Bogdanovitch reunited with O’Neal for Paper Moon, a comedy that had the actor’s 10-year-old daughter Tatum O’Neal winning an Academy Award, still the youngest person ever to win a competitive Oscar. It also brought a nomination for Kahn. His film about the early days of moviemaking Nickelodeon (1976), also stars the father and daughter O’Neal team, plus it has Burt Reynolds. An underrated movie about making movies, it is based on true stories told to Bogdanovich by silent film directors Allan Dwan and Raoul Walsh.

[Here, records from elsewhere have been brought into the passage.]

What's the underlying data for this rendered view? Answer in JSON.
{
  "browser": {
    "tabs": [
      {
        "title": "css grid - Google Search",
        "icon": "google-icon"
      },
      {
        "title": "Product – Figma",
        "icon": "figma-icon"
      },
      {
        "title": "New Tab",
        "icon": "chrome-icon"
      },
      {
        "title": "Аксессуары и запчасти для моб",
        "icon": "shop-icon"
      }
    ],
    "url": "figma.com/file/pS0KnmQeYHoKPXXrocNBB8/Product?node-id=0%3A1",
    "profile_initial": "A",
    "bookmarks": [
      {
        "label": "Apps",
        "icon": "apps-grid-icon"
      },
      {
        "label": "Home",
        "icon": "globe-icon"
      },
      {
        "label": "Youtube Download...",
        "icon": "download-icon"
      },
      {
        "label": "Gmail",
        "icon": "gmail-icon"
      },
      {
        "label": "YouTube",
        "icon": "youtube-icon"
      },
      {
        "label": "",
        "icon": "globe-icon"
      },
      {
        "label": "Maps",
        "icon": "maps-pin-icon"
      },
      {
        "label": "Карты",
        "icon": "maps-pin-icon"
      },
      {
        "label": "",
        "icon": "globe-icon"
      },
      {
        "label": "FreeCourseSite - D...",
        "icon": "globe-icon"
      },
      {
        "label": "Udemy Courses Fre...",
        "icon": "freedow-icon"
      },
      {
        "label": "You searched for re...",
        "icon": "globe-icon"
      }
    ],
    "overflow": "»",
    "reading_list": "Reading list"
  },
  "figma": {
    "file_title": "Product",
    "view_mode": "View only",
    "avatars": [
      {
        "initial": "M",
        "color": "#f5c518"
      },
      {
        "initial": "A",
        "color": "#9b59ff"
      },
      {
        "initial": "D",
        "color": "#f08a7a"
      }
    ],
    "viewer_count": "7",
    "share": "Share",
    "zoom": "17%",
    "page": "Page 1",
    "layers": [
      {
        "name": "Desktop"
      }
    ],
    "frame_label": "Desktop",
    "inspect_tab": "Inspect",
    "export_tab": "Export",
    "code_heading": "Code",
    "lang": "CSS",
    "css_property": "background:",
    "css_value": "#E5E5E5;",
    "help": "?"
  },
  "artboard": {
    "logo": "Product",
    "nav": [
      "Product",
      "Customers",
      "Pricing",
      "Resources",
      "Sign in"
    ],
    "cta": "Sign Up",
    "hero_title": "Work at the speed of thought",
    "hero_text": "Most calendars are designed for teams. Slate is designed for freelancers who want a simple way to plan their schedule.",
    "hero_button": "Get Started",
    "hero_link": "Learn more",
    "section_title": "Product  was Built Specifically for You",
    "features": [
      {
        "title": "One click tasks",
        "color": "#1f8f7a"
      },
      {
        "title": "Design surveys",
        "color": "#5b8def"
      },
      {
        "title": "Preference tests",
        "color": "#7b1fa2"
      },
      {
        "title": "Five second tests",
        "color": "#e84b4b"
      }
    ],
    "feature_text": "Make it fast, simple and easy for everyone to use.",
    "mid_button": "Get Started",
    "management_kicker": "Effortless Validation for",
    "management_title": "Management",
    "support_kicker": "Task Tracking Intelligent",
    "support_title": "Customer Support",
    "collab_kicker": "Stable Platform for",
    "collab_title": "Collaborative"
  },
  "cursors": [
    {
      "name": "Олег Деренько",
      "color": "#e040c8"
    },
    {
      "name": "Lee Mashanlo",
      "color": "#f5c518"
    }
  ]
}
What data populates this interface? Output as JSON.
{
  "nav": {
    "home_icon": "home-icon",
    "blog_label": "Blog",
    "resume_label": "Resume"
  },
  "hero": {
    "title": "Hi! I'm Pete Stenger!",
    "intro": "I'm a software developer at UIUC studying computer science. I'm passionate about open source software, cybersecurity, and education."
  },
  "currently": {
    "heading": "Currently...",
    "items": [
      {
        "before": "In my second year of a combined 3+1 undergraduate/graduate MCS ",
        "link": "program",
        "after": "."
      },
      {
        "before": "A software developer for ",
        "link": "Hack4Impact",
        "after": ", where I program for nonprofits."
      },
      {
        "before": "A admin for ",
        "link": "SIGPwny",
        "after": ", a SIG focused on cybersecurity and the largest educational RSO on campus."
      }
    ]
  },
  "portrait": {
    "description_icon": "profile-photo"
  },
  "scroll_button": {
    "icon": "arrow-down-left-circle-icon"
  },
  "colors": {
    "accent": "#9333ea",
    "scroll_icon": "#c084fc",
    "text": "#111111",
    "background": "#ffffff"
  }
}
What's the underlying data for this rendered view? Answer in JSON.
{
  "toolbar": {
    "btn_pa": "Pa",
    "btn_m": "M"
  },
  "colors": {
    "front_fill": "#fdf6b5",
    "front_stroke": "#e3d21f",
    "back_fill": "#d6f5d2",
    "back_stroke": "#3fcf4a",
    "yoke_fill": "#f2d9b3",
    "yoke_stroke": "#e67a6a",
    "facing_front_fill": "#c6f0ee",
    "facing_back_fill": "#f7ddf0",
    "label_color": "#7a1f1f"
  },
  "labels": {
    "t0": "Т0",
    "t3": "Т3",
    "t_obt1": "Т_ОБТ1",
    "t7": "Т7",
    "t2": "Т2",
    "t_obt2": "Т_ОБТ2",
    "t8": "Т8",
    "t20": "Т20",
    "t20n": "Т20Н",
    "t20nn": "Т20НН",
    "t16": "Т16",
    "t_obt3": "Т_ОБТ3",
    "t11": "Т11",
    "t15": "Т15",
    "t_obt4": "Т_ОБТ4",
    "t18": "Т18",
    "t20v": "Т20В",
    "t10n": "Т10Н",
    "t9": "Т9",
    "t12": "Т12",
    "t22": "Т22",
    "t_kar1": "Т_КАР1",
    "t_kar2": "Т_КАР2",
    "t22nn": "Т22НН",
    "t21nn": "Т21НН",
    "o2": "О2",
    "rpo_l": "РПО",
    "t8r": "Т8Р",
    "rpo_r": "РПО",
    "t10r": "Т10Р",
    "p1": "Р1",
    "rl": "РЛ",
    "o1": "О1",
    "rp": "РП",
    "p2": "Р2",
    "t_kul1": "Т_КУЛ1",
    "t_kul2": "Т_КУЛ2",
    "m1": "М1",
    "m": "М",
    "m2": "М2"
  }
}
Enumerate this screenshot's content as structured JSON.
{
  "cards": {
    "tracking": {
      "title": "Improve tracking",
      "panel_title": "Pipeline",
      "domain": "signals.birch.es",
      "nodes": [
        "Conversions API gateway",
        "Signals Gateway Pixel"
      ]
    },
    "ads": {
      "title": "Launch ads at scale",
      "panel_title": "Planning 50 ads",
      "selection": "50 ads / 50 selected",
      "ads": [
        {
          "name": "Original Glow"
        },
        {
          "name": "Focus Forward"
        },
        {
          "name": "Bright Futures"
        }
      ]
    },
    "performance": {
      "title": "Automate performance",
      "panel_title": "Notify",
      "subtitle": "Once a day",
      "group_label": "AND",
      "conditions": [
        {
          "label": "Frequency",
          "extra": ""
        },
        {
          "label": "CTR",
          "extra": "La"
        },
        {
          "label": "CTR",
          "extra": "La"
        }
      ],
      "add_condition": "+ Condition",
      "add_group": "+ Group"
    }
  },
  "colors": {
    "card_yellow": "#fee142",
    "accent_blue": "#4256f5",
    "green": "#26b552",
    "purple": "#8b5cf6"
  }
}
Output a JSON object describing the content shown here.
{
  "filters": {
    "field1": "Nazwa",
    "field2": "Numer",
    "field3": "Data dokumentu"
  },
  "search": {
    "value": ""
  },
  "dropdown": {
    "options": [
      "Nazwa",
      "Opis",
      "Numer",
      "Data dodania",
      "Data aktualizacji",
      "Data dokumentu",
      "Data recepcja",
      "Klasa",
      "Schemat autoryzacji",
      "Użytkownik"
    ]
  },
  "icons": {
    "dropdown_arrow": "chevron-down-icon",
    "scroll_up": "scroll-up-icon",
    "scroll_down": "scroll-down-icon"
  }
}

Because Hollywood History is my passion, I also really appreciate The Cat’s Meow (2001), starring Kirsten Dunst, Eddie Izzard, Edward Herrmann, Cary Elwes, Joanna Lumley, and Jennifer Tilly. It is inspired by the mysterious death of film mogul Thomas H. Ince that occurred onboard William Randolph Hearst‘s yacht during a weekend cruise celebrating Ince’s birthday in 1924. Among those in attendance were Hearst’s longtime companion, movie star Marion Davies, Charlie Chaplin, writer Elinor Glyn, gossip columnist Louella Parsons, and actor Margaret Livingston. Seek out this one.
Bogdanovich was so hot in the 1970s, he turned down the chance to direct The Godfather, The Exorcist, and Chinatown. But, Michael Cimino‘s Heaven’s Gate (1980), William Friedkin‘s Cruising (1980), and Francis Ford Coppola‘s One From The Heart (1982), along with They All Laughed, were all big box-office bombs, and lost so much money that they brought an end to the “New Hollywood” period of 1970s director-driven films. After their very public failures, the studios only rarely allowed directors to control the films they finance; Bogdanovich was the end of the line. Francis Ford Coppola released a statement when Bogdanovich died, saying:
“He was a wonderful and great artist. I’ll never forgot attending a premiere for The Last Picture Show. I remember at its end, the audience leaped up all around me bursting into applause lasting easily 15 minutes. I’ll never forget although I felt I had never myself experienced a reaction like that, that Peter and his film deserved it. May he sleep in bliss for eternity, enjoying the thrill of our applause forever.”